College freshmen are becoming slightly more liberal on issues like homosexual rights, while maintaining their conservative stance on drug legalization and the death penalty, according to a UCLA survey released yesterday.
More than half, or 57 percent, of the freshmen questioned last fall said they believe that same-sex couples should have the right to marital status, compared with 50 percent who thought that way in 1997, the survey showed.
Also, 76 percent of freshmen do not support laws prohibiting homosexual relationships, compared with 73 percent last year, the survey showed.
“In short, what we have been seeing in the past few years is a broad-based trend toward greater liberalism on practically every attitudinal question in the survey,” said Alexander Astin, professor at UCLA’s Graduate School of Education and Information Studies and founding director of the survey.
However, groups like the Foundation for Individual Rights in Education (FIRE) argue the survey says nothing of the kind. Rather, group members said the survey shows that students are libertarians, who care about privacy and freedom.
“This poll shows that today’s freshmen are very concerned with individual rights, are fired up about liberty and understand the need for limited government,” said Thor Halvorssen, FIRE’s executive director. “This is not about whether they are taking a liberal or conservative position. This poll shows that students want equal justice.”
The survey also showed that 36 percent of today’s freshmen agree marijuana should be legalized, while 64 percent disagree. Last year, 34 percent agreed that marijuana should be legalized. Also, 75 percent believe employers should be allowed to require drug testing of employees or job applicants. Last year, 76 percent supported testing.
More than half, or 68 percent, of freshmen oppose abolishing the death penalty, while 32 percent advocate ending capital punishment, the survey showed. Last year, 31 percent supported ending the death penalty.
The fall 2001 survey gave multiple-choice questions to 281,064 entering freshmen at 421 of the country’s colleges and universities. The students were given propositions such as “marijuana should be legalized” and then given the choice of “strongly agree,” “agree,” “disagree” or “strongly disagree.”
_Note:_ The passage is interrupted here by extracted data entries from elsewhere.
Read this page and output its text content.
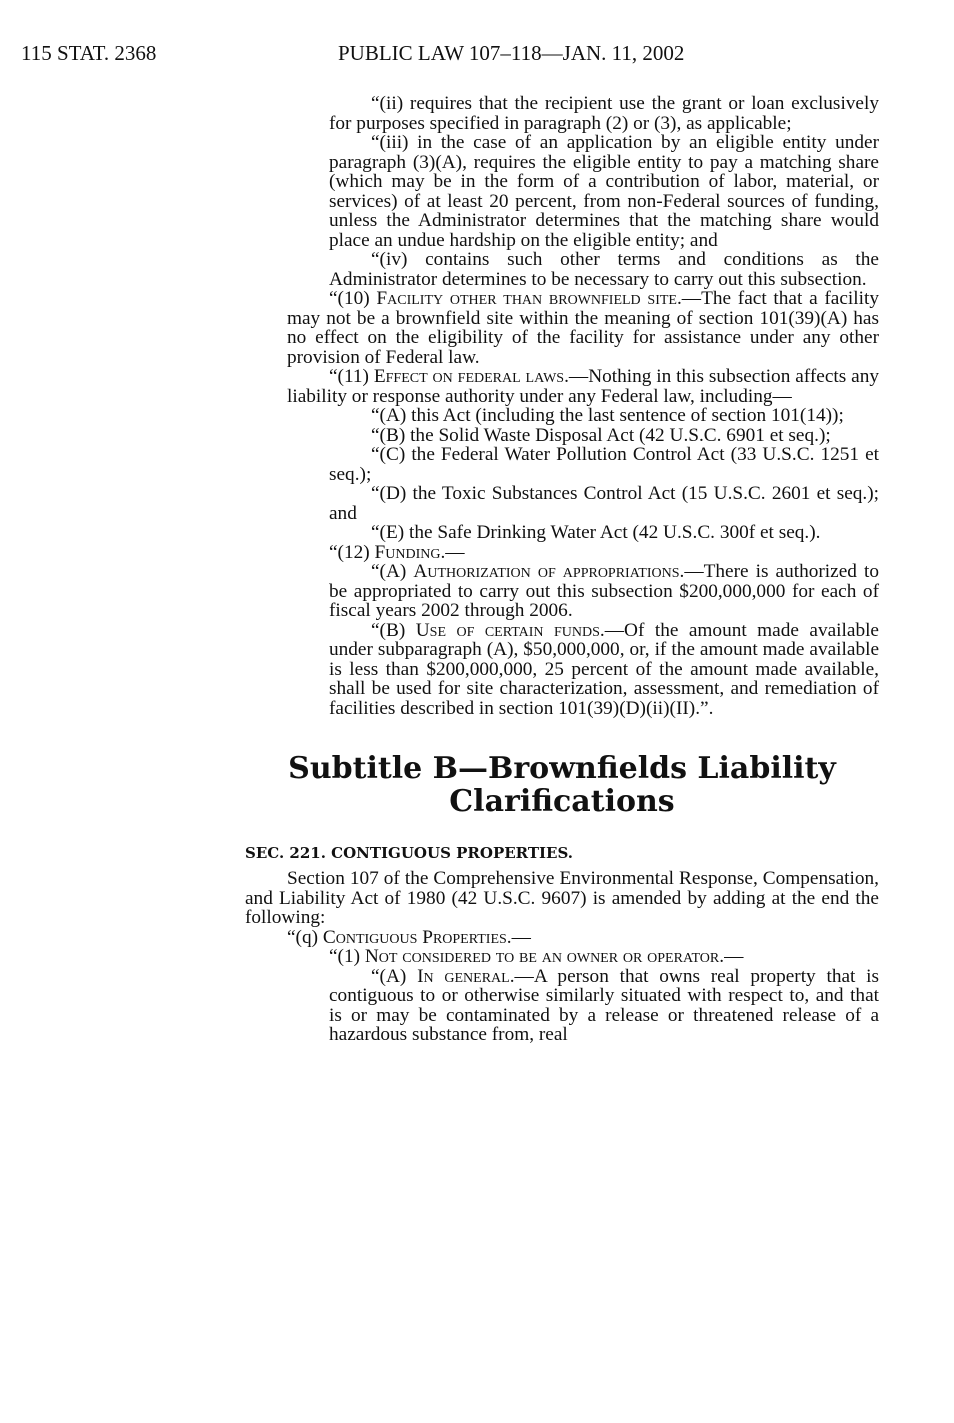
115 STAT. 2368	PUBLIC LAW 107–118—JAN. 11, 2002

“(ii) requires that the recipient use the grant or loan exclusively for purposes specified in paragraph (2) or (3), as applicable;

“(iii) in the case of an application by an eligible entity under paragraph (3)(A), requires the eligible entity to pay a matching share (which may be in the form of a contribution of labor, material, or services) of at least 20 percent, from non-Federal sources of funding, unless the Administrator determines that the matching share would place an undue hardship on the eligible entity; and

“(iv) contains such other terms and conditions as the Administrator determines to be necessary to carry out this subsection.

“(10) Facility other than brownfield site.—The fact that a facility may not be a brownfield site within the meaning of section 101(39)(A) has no effect on the eligibility of the facility for assistance under any other provision of Federal law.

“(11) Effect on federal laws.—Nothing in this subsection affects any liability or response authority under any Federal law, including—

“(A) this Act (including the last sentence of section 101(14));

“(B) the Solid Waste Disposal Act (42 U.S.C. 6901 et seq.);

“(C) the Federal Water Pollution Control Act (33 U.S.C. 1251 et seq.);

“(D) the Toxic Substances Control Act (15 U.S.C. 2601 et seq.); and

“(E) the Safe Drinking Water Act (42 U.S.C. 300f et seq.).

“(12) Funding.—

“(A) Authorization of appropriations.—There is authorized to be appropriated to carry out this subsection $200,000,000 for each of fiscal years 2002 through 2006.

“(B) Use of certain funds.—Of the amount made available under subparagraph (A), $50,000,000, or, if the amount made available is less than $200,000,000, 25 percent of the amount made available, shall be used for site characterization, assessment, and remediation of facilities described in section 101(39)(D)(ii)(II).”.

Subtitle B—Brownfields Liability
Clarifications
SEC. 221. CONTIGUOUS PROPERTIES.

Section 107 of the Comprehensive Environmental Response, Compensation, and Liability Act of 1980 (42 U.S.C. 9607) is amended by adding at the end the following:

“(q) Contiguous Properties.—

“(1) Not considered to be an owner or operator.—

“(A) In general.—A person that owns real property that is contiguous to or otherwise similarly situated with respect to, and that is or may be contaminated by a release or threatened release of a hazardous substance from, real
The survey was conducted by the Higher Education Research Institute at UCLA’s School of Education and Information Studies, with the American Council on Education.
Most of the freshmen, or 49 percent, surveyed said they would describe themselves as “middle of the road” politically, the survey showed. About 29 percent said they consider themselves as “liberal” and 20 percent call themselves “conservative.”
The survey shows signs of renewed political interest and activism among college freshmen.
Nearly 20 percent of freshmen said they have discussed politics in the last year, compared with 16 percent in 2000. Some 47 percent said they had participated in organized demonstrations during the past year, compared with 45 percent in 2000.
Almost 15 percent reported they had no religious preference. The survey also showed there was a slight decline in the number of students who pray or meditate at least once a week, from 67 percent in 2000 to 65 percent last year.